Через несколько недель к нам уже никто больше не приходил. Даже полицейские, сторожившие нас, сняли осаду. И мама осталась одна со всем своим пылом, со всеми своими идеями, с неудовлетворенным стремлением к истине. Веки у нее набухли, но глаза оставались сухими. Папа с утра до вечера подходил к телефону и, односложно отвечая, качал головой. Он прижимал трубку к уху с таким подавленным видом, будто ему приходилось выслушивать соболезнования добрых людей по поводу здоровья его жены, попавшей в сумасшедший дом.
Мама сдала все экзамены — даже на права вождения машины. Она остригла волосы и подарила их мне — пушистый комок в плетеной корзинке.
— На память о прошлом, — сказала она.
Папе она отдала все свои дипломы, перевязав их ленточкой. И объявила нам об отъезде. Да, она вдруг приняла такое решение, сидя под колпаком в парикмахерской. В тот вечер мы не ужинали. В ту ночь никто из нас не спал. Мы помогали маме закрывать чемоданы, а она плакала, курила, смеялась, снова разражалась рыданиями, объясняя нам, почему уезжает, сколько времени пробудет в отсутствии, что мы должны в ее отсутствие делать — и, не правда ли, ведь я там увижусь со своим сыном, самолично выясню, счастлив ли он, познакомлюсь наконец с Европой, мне же необходимо расширить горизонт, убедиться во всем воочию, подвести итог. «Да, дорогая», — говорил папа. «Не расстраивайся, мамочка», — вторил я. Оба мы были повзрослевшими с головы до пят, и голоса наши звучали безжизненно.
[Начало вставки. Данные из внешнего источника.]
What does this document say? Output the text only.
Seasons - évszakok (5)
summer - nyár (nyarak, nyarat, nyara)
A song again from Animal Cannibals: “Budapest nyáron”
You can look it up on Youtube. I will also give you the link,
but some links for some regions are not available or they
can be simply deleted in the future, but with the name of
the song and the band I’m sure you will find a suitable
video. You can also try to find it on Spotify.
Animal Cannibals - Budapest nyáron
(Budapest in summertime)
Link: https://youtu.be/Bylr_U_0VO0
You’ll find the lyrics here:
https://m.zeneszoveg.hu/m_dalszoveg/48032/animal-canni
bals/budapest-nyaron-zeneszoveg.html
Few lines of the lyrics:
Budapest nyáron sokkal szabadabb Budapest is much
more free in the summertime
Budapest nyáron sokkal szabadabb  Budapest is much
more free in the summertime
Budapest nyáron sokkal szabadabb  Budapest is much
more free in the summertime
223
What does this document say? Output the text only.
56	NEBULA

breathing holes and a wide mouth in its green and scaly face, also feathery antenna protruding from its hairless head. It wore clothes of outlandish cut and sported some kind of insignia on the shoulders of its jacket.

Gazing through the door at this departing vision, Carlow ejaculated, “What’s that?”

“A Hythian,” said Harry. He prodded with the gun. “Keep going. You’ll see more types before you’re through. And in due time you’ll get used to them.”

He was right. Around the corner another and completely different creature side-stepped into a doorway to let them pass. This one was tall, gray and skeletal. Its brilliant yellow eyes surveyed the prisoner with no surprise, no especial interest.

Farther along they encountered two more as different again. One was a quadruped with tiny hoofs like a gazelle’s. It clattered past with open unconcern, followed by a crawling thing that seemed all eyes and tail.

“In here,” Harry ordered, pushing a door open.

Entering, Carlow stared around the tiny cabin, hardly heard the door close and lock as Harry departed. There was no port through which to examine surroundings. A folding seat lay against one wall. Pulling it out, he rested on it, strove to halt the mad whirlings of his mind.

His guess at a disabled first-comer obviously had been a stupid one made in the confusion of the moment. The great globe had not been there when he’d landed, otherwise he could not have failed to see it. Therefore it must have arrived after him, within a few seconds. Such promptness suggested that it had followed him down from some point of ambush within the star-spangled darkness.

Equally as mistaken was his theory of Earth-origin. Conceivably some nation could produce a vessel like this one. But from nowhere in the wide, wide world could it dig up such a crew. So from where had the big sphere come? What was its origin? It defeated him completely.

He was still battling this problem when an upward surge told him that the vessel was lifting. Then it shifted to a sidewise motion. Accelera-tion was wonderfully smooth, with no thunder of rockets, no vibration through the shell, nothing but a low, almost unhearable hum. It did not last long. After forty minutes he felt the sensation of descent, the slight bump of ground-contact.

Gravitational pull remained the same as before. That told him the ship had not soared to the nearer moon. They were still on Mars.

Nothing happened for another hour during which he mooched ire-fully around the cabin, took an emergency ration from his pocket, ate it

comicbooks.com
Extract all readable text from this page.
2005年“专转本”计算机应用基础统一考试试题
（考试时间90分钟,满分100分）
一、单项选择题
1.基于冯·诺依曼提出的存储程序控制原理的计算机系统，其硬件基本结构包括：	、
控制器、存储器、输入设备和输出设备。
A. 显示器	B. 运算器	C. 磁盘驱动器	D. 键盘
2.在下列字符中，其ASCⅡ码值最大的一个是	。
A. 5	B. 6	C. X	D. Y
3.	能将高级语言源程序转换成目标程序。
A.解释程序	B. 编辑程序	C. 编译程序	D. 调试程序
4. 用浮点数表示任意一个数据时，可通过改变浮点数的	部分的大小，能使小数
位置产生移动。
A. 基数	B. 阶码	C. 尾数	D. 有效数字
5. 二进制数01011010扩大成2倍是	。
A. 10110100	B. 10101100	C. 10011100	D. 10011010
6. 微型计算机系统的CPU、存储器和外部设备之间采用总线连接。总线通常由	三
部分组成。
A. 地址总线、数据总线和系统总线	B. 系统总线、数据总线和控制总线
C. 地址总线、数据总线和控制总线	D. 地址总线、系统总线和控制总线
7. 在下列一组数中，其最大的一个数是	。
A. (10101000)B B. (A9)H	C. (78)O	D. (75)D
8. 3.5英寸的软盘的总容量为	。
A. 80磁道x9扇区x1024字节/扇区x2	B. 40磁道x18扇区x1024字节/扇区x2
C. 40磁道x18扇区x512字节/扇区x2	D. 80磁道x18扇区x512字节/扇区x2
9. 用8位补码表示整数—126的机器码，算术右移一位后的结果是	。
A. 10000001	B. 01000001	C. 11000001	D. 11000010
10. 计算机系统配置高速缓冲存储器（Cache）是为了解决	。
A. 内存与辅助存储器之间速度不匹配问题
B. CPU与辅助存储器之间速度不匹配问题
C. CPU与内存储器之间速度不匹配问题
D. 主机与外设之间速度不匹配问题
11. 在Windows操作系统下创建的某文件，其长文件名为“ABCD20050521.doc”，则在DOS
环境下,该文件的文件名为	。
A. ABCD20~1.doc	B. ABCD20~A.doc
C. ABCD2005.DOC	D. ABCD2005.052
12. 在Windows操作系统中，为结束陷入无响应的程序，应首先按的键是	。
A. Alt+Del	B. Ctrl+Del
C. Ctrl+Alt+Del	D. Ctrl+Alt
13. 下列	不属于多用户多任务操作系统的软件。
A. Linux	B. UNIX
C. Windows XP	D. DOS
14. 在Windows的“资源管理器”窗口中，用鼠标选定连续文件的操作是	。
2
Папа отказался провожать ее до пристани. Я видел, как он поспешно, будто боясь публично показывать свои чувства, поцеловал ее перед таможней, и столь же поспешно ретировался. Я же вступил в борьбу с носильщиками, докерами, стюардами. Сам отнес наверх мамин багаж и уселся на чемоданы посреди, каюты. Там я принялся пространно излагать ей мои последние наставления. Когда корабль дрогнул при звуке сирены, мама заключила меня в объятия.
— До свиданья, сын. Скорее, торопись, а то уберут трап.
Я расхохотался.
— Да, мама, я слышал сирену.
— Поспеши же! Нечего сидеть и хихикать по-ослиному. Мы отплываем с минуты на минуту.
— Да, мама, мы отплываем. Я тебя понял.
Я снял ботинки и растянулся на кушетке.
— Но что это… Что ты делаешь? Ты же не едешь со мной!
— Еду, мама. Я тоже взял билет. Я договорился со своими дружками, чтобы они позаботились о твоих подружках, а папа сам справится. Ничего с ним не случится, поверь. Разве я плохо придумал?
Она с размаху залепила мне пощечину, а я схватил ее руку и крепко поцеловал.
— Идиот! Трижды идиот! Сто раз идиот!
— Да, мама, все что хочешь, дай шариковую ручку, я подпишусь. Но этот идиот едет с тобой.
Она в упор приблизилась ко мне, нос к носу. Так мы и застыли, пока не тронулся корабль.
— Дай мне сигарету.
— Да, мама. С удовольствием. Понимаешь, мамочка, в том незнакомом мире, куда ты направляешься, я могу оказаться тебе полезным. Ну как? Что ты на это скажешь?
Она промолчала.
— Я ведь подозревала, что ты и тут выкинешь какую-нибудь глупость, — сказала она и добавила, отчеканивая по слогам: — Да, я очень рада, что ты едешь со мной.
— Тогда, может быть, окажешь помощь, а, мама?
— Каким образом?
— Заплати за мой проезд. Пока что я до некоторой степени нелегальный пассажир и не уверен, приятно ли тебе будет ехать с «зайцем». Впрочем, может быть, мне попробовать заработать деньги в поте лица моего, играя в покер на палубе?
— Ах ты… такой сякой… эдакий!..
О боже, до чего же звонок был ее смех, подхваченный через открытый иллюминатор всеми волнами моря!